Don Steinmann's Investment Tip of the Week

Don Steinmann's
Investment Tip of the Week

‘Gambling’ in the Stock Market

Actually my title for this weeks’ tip should have been “Why do so many people say that the stock market is gambling?”. But that was way too long. I hear all the time, about ‘playing’ the market. Just last week a lottery winner who was also a financial advisor of some kind said that the stock market was the biggest gamble of all.

But look at people who have succeeded in the stock market. Do we talk about “Bill Gates, that riverboat gambler” or “Warren Buffett, race track tout”? Hardly. No one thinks of them as gamblers. Yet they have gotten rich beyond almost anyone’s wildest dreams in the stock market using completely different methods (Gates with one stock, Buffett by buying pieces of many companies). So why is that not gambling, but buying 100 shares of IBM is? Let’s see if we can find out by doing a mental experiment.

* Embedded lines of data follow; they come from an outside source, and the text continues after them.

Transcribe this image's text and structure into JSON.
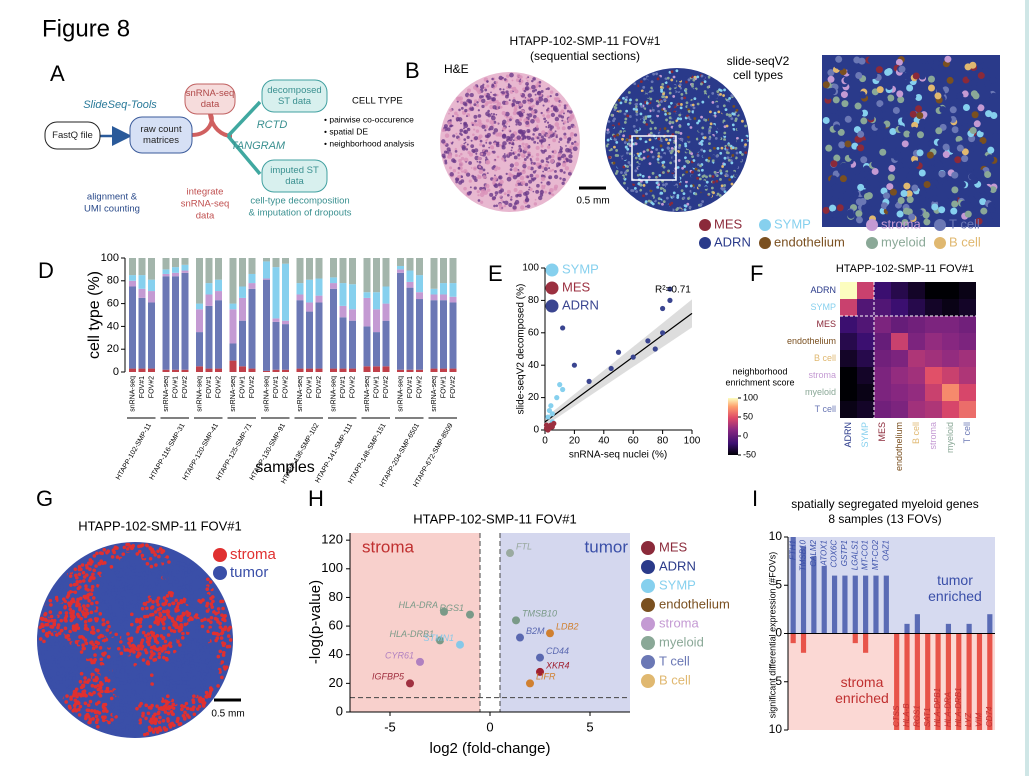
{
  "figure_title": "Figure 8",
  "panel_labels": [
    "A",
    "B",
    "C",
    "D",
    "E",
    "F",
    "G",
    "H",
    "I"
  ],
  "panel_a": {
    "nodes": [
      {
        "label": [
          "FastQ file"
        ]
      },
      {
        "label": [
          "raw count",
          "matrices"
        ]
      },
      {
        "label": [
          "snRNA-seq",
          "data"
        ]
      },
      {
        "label": [
          "decomposed",
          "ST data"
        ]
      },
      {
        "label": [
          "imputed ST",
          "data"
        ]
      }
    ],
    "tool": "SlideSeq-Tools",
    "methods": [
      "RCTD",
      "TANGRAM"
    ],
    "outputs_title": "CELL TYPE",
    "outputs": [
      "• pairwise co-occurence",
      "• spatial DE",
      "• neighborhood analysis"
    ],
    "notes": [
      [
        "alignment &",
        "UMI counting"
      ],
      [
        "integrate",
        "snRNA-seq",
        "data"
      ],
      [
        "cell-type decomposition",
        "& imputation of dropouts"
      ]
    ]
  },
  "panel_b": {
    "title": [
      "HTAPP-102-SMP-11 FOV#1",
      "(sequential sections)"
    ],
    "he_label": "H&E",
    "seq_label": [
      "slide-seqV2",
      "cell types"
    ],
    "scale_bar": "0.5 mm"
  },
  "cell_types": [
    {
      "name": "MES",
      "color": "#8b2a3a"
    },
    {
      "name": "SYMP",
      "color": "#86d0ee"
    },
    {
      "name": "stroma",
      "color": "#c49ad3"
    },
    {
      "name": "T cell",
      "color": "#6b78b5"
    },
    {
      "name": "ADRN",
      "color": "#2a3a8a"
    },
    {
      "name": "endothelium",
      "color": "#7a5020"
    },
    {
      "name": "myeloid",
      "color": "#8aa897"
    },
    {
      "name": "B cell",
      "color": "#e0b870"
    }
  ],
  "panel_g": {
    "title": "HTAPP-102-SMP-11 FOV#1",
    "legend": [
      {
        "name": "stroma",
        "color": "#e03030"
      },
      {
        "name": "tumor",
        "color": "#3a4fa8"
      }
    ],
    "scale_bar": "0.5 mm"
  },
  "chart_data": [
    {
      "type": "stacked_bar",
      "ylabel": "cell type (%)",
      "xlabel": "samples",
      "categories": [
        "snRNA-seq",
        "FOV#1",
        "FOV#2",
        "snRNA-seq",
        "FOV#1",
        "FOV#2",
        "snRNA-seq",
        "FOV#1",
        "FOV#2",
        "snRNA-seq",
        "FOV#1",
        "FOV#2",
        "snRNA-seq",
        "FOV#1",
        "FOV#2",
        "snRNA-seq",
        "FOV#1",
        "FOV#2",
        "snRNA-seq",
        "FOV#1",
        "FOV#2",
        "snRNA-seq",
        "FOV#1",
        "FOV#2",
        "snRNA-seq",
        "FOV#1",
        "FOV#2",
        "snRNA-seq",
        "FOV#1",
        "FOV#2"
      ],
      "groups": [
        "HTAPP-102-SMP-11",
        "HTAPP-116-SMP-31",
        "HTAPP-120-SMP-41",
        "HTAPP-125-SMP-71",
        "HTAPP-130-SMP-91",
        "HTAPP-136-SMP-102",
        "HTAPP-141-SMP-111",
        "HTAPP-148-SMP-151",
        "HTAPP-204-SMP-6501",
        "HTAPP-672-SMP-8509"
      ],
      "ylim": [
        0,
        100
      ],
      "yticks": [
        0,
        20,
        40,
        60,
        80,
        100
      ],
      "series": [
        {
          "name": "MES",
          "color": "#c0404a",
          "values": [
            3,
            3,
            3,
            2,
            2,
            2,
            5,
            3,
            3,
            10,
            5,
            3,
            1,
            2,
            2,
            3,
            3,
            3,
            3,
            3,
            3,
            5,
            5,
            5,
            2,
            2,
            2,
            3,
            3,
            3
          ]
        },
        {
          "name": "ADRN",
          "color": "#6b78b5",
          "values": [
            72,
            62,
            58,
            82,
            82,
            85,
            30,
            55,
            60,
            15,
            40,
            70,
            80,
            42,
            40,
            60,
            50,
            58,
            70,
            45,
            42,
            35,
            30,
            40,
            85,
            72,
            62,
            60,
            60,
            58
          ]
        },
        {
          "name": "stroma",
          "color": "#c49ad3",
          "values": [
            5,
            8,
            10,
            2,
            3,
            2,
            20,
            10,
            8,
            30,
            20,
            5,
            1,
            3,
            3,
            5,
            8,
            6,
            5,
            10,
            10,
            25,
            20,
            15,
            3,
            5,
            6,
            5,
            5,
            5
          ]
        },
        {
          "name": "SYMP",
          "color": "#86d0ee",
          "values": [
            5,
            12,
            10,
            4,
            5,
            5,
            5,
            10,
            10,
            5,
            10,
            8,
            15,
            45,
            50,
            10,
            20,
            15,
            5,
            20,
            22,
            5,
            15,
            15,
            3,
            10,
            15,
            5,
            10,
            12
          ]
        },
        {
          "name": "myeloid",
          "color": "#a3b5ab",
          "values": [
            15,
            15,
            19,
            10,
            8,
            6,
            40,
            22,
            19,
            40,
            25,
            14,
            3,
            8,
            5,
            22,
            19,
            18,
            17,
            22,
            23,
            30,
            30,
            25,
            7,
            11,
            15,
            27,
            22,
            22
          ]
        }
      ]
    },
    {
      "type": "scatter",
      "xlabel": "snRNA-seq nuclei (%)",
      "ylabel": "slide-seqV2 decomposed (%)",
      "xlim": [
        0,
        100
      ],
      "ylim": [
        0,
        100
      ],
      "xticks": [
        0,
        20,
        40,
        60,
        80,
        100
      ],
      "yticks": [
        0,
        20,
        40,
        60,
        80,
        100
      ],
      "annotation": "R²=0.71",
      "fit": {
        "x": [
          0,
          100
        ],
        "y": [
          5,
          72
        ]
      },
      "series": [
        {
          "name": "SYMP",
          "color": "#86d0ee",
          "x": [
            2,
            3,
            4,
            5,
            8,
            10,
            12,
            5
          ],
          "y": [
            8,
            12,
            15,
            10,
            20,
            28,
            25,
            5
          ]
        },
        {
          "name": "MES",
          "color": "#9b3040",
          "x": [
            1,
            2,
            3,
            4,
            5,
            6,
            1,
            2
          ],
          "y": [
            1,
            2,
            1,
            3,
            2,
            4,
            3,
            0
          ]
        },
        {
          "name": "ADRN",
          "color": "#3a4590",
          "x": [
            12,
            20,
            30,
            50,
            60,
            70,
            75,
            80,
            85,
            85,
            80,
            45
          ],
          "y": [
            63,
            40,
            30,
            48,
            45,
            55,
            50,
            75,
            87,
            80,
            60,
            38
          ]
        }
      ]
    },
    {
      "type": "heatmap",
      "title": "HTAPP-102-SMP-11 FOV#1",
      "rows": [
        "ADRN",
        "SYMP",
        "MES",
        "endothelium",
        "B cell",
        "stroma",
        "myeloid",
        "T cell"
      ],
      "cols": [
        "ADRN",
        "SYMP",
        "MES",
        "endothelium",
        "B cell",
        "stroma",
        "myeloid",
        "T cell"
      ],
      "values": [
        [
          100,
          40,
          -20,
          -30,
          -40,
          -50,
          -50,
          -45
        ],
        [
          40,
          -10,
          -10,
          -20,
          -30,
          -40,
          -45,
          -40
        ],
        [
          -20,
          -10,
          10,
          0,
          5,
          10,
          10,
          5
        ],
        [
          -30,
          -20,
          0,
          40,
          10,
          20,
          15,
          10
        ],
        [
          -40,
          -30,
          5,
          10,
          30,
          25,
          20,
          25
        ],
        [
          -50,
          -40,
          10,
          20,
          25,
          50,
          40,
          30
        ],
        [
          -50,
          -45,
          10,
          15,
          20,
          40,
          70,
          45
        ],
        [
          -45,
          -40,
          5,
          10,
          25,
          30,
          45,
          60
        ]
      ],
      "colorbar_label": [
        "neighborhood",
        "enrichment score"
      ],
      "clim": [
        -50,
        100
      ],
      "cticks": [
        -50,
        0,
        50,
        100
      ]
    },
    {
      "type": "volcano",
      "title": "HTAPP-102-SMP-11 FOV#1",
      "xlabel": "log2 (fold-change)",
      "ylabel": "-log(p-value)",
      "xlim": [
        -7,
        7
      ],
      "ylim": [
        0,
        125
      ],
      "xticks": [
        -5,
        0,
        5
      ],
      "yticks": [
        0,
        20,
        40,
        60,
        80,
        100,
        120
      ],
      "regions": [
        "stroma",
        "tumor"
      ],
      "thresholds": {
        "x": [
          -0.5,
          0.5
        ],
        "y": 10
      },
      "genes": [
        "FTL",
        "HLA-DRA",
        "RGS1",
        "HLA-DRB1",
        "STMN1",
        "CYR61",
        "IGFBP5",
        "TMSB10",
        "B2M",
        "LDB2",
        "CD44",
        "XKR4",
        "LIFR"
      ],
      "x": [
        1,
        -2.3,
        -1,
        -2.5,
        -1.5,
        -3.5,
        -4,
        1.3,
        1.5,
        3,
        2.5,
        2.5,
        2
      ],
      "y": [
        111,
        70,
        68,
        50,
        47,
        35,
        20,
        64,
        52,
        55,
        38,
        28,
        20
      ],
      "colors": [
        "#9aaaa0",
        "#7a9a88",
        "#7a9a88",
        "#7a9a88",
        "#86c8e8",
        "#b080c0",
        "#a03040",
        "#7a9a88",
        "#5a68b0",
        "#d08030",
        "#5a68b0",
        "#a02030",
        "#d08030"
      ],
      "legend": [
        {
          "name": "MES",
          "color": "#8b2a3a"
        },
        {
          "name": "ADRN",
          "color": "#2a3a8a"
        },
        {
          "name": "SYMP",
          "color": "#86d0ee"
        },
        {
          "name": "endothelium",
          "color": "#7a5020"
        },
        {
          "name": "stroma",
          "color": "#c49ad3"
        },
        {
          "name": "myeloid",
          "color": "#8aa897"
        },
        {
          "name": "T cell",
          "color": "#6b78b5"
        },
        {
          "name": "B cell",
          "color": "#e0b870"
        }
      ]
    },
    {
      "type": "diverging_bar",
      "title": [
        "spatially segregated myeloid genes",
        "8 samples (13 FOVs)"
      ],
      "ylabel": "significant differential expression (#FOVs)",
      "categories": [
        "FTH1",
        "TMSB10",
        "CALM2",
        "ATOX1",
        "COX6C",
        "GSTP1",
        "LGALS1",
        "MT-CO1",
        "MT-CO2",
        "OAZ1",
        "CTSS",
        "HLA-B",
        "RGS1",
        "SAT1",
        "HLA-DPB1",
        "HLA-DRA",
        "HLA-DRB1",
        "LYZ",
        "VIM",
        "CD74"
      ],
      "ylim": [
        -10,
        10
      ],
      "yticks": [
        {
          "value": -10,
          "label": "10"
        },
        {
          "value": -5,
          "label": "5"
        },
        0,
        5,
        10
      ],
      "series": [
        {
          "name": "tumor enriched",
          "color": "#5a6bb5",
          "values": [
            10,
            9,
            8,
            7,
            6,
            6,
            6,
            6,
            6,
            6,
            0,
            1,
            2,
            0,
            0,
            1,
            0,
            1,
            0,
            2
          ]
        },
        {
          "name": "stroma enriched",
          "color": "#e8544a",
          "values": [
            -1,
            -2,
            0,
            0,
            0,
            0,
            -1,
            -2,
            0,
            0,
            -10,
            -10,
            -10,
            -10,
            -10,
            -10,
            -10,
            -10,
            -10,
            -10
          ]
        }
      ]
    }
  ]
}
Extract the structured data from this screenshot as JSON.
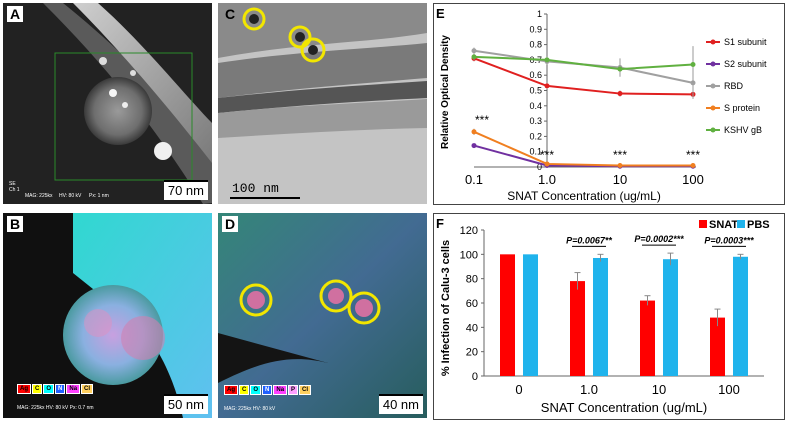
{
  "panels": {
    "A": {
      "letter": "A",
      "scale": "70 nm",
      "meta": [
        "SE",
        "Ch 1",
        "MAG: 225kx",
        "HV: 80 kV",
        "Px: 1 nm"
      ]
    },
    "B": {
      "letter": "B",
      "scale": "50 nm",
      "meta": "MAG: 225kx   HV: 80 kV   Px: 0.7 nm",
      "elements": [
        "Ag",
        "C",
        "O",
        "N",
        "Na",
        "Cl"
      ]
    },
    "C": {
      "letter": "C",
      "scale": "100 nm"
    },
    "D": {
      "letter": "D",
      "scale": "40 nm",
      "meta": "MAG: 225kx  HV: 80 kV",
      "elements": [
        "Ag",
        "C",
        "O",
        "N",
        "Na",
        "P",
        "Cl"
      ]
    }
  },
  "colors": {
    "S1 subunit": "#e02020",
    "S2 subunit": "#7030a0",
    "RBD": "#a0a0a0",
    "S protein": "#f07f20",
    "KSHV gB": "#60b040",
    "SNAT": "#ff0000",
    "PBS": "#1fb3ec",
    "Ag": "#ff0000",
    "C": "#ffff00",
    "O": "#00ffff",
    "N": "#2060ff",
    "Na": "#ff40ff",
    "P": "#ffa0ff",
    "Cl": "#ffd060"
  },
  "chart_data": [
    {
      "panel": "E",
      "type": "line",
      "ylabel": "Relative Optical Density",
      "xlabel": "SNAT Concentration (ug/mL)",
      "categories": [
        "0.1",
        "1.0",
        "10",
        "100"
      ],
      "ylim": [
        0,
        1
      ],
      "yticks": [
        "0",
        "0.1",
        "0.2",
        "0.3",
        "0.4",
        "0.5",
        "0.6",
        "0.7",
        "0.8",
        "0.9",
        "1"
      ],
      "series": [
        {
          "name": "S1 subunit",
          "values": [
            0.71,
            0.53,
            0.48,
            0.475
          ],
          "errors": [
            0.02,
            0.02,
            0.02,
            0.03
          ]
        },
        {
          "name": "S2 subunit",
          "values": [
            0.14,
            0.01,
            0.005,
            0.005
          ],
          "errors": [
            0.01,
            0.005,
            0.005,
            0.005
          ]
        },
        {
          "name": "RBD",
          "values": [
            0.76,
            0.69,
            0.65,
            0.55
          ],
          "errors": [
            0.02,
            0.02,
            0.06,
            0.1
          ]
        },
        {
          "name": "S protein",
          "values": [
            0.23,
            0.02,
            0.01,
            0.01
          ],
          "errors": [
            0.02,
            0.005,
            0.005,
            0.005
          ]
        },
        {
          "name": "KSHV gB",
          "values": [
            0.72,
            0.7,
            0.64,
            0.67
          ],
          "errors": [
            0.02,
            0.02,
            0.04,
            0.12
          ]
        }
      ],
      "annotations": [
        "***",
        "***",
        "***",
        "***"
      ]
    },
    {
      "panel": "F",
      "type": "bar",
      "ylabel": "% Infection of Calu-3 cells",
      "xlabel": "SNAT Concentration (ug/mL)",
      "categories": [
        "0",
        "1.0",
        "10",
        "100"
      ],
      "ylim": [
        0,
        120
      ],
      "yticks": [
        "0",
        "20",
        "40",
        "60",
        "80",
        "100",
        "120"
      ],
      "series": [
        {
          "name": "SNAT",
          "values": [
            100,
            78,
            62,
            48
          ],
          "errors": [
            0,
            7,
            4,
            7
          ]
        },
        {
          "name": "PBS",
          "values": [
            100,
            97,
            96,
            98
          ],
          "errors": [
            0,
            3,
            5,
            2
          ]
        }
      ],
      "pvalues": [
        "",
        "P=0.0067**",
        "P=0.0002***",
        "P=0.0003***"
      ]
    }
  ],
  "letters": {
    "E": "E",
    "F": "F"
  }
}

Imagine you buy a nearby convenience store and run it yourself. Gambling? Hardly. Now let’s say someone else runs it. Gambling? Not really. Now let’s say that you don’t own the whole store, only 10% of it. Gambling? Feels a little more like it. Now let’s say that the convenience store is 2,000 miles away, and you’ve never seen it, you just bought into it because it was recommended to you by a broker. Gambling? Feels a lot more like it.

What’s the difference in those scenarios? They all involve buying a piece of a business enterprise. Notice I said nothing about the success of the stores. The sense of gambling has to do with visibility and control, not profits. Gates and Buffett have complete visibility and control where their stock is concerned. If you run a store, so do you. It’s only when it’s 2,000 miles away that the sense of gambling kicks in.

This is why people are afraid to ‘gamble’ with their lives flying in an airplane but think nothing of driving 500 miles. Yet last year no one died in a plane accident in the United States, and 30,000 people died in car accidents, 10 times the loss of life on 9/11. If you drive a car you have visibility and control. If you’re a passenger in a plane you have neither, even if it’s much safer. Gambling.

So what is the average investor to do? First, look at the numbers. Stocks have been the best investment over the last 200 years. Recognize that if over time most of the people make money, you’re the casino not the gambler. Next get some visibility. Find out about the companies you invest in. If you invest in mutual funds do a little research about their top holdings. Vote your proxies. Call investor relations about key issues. Give yourself that sense of visibility and sense of control (to the extent you can) so you too can be a wild gambloholic just like Warren Buffett.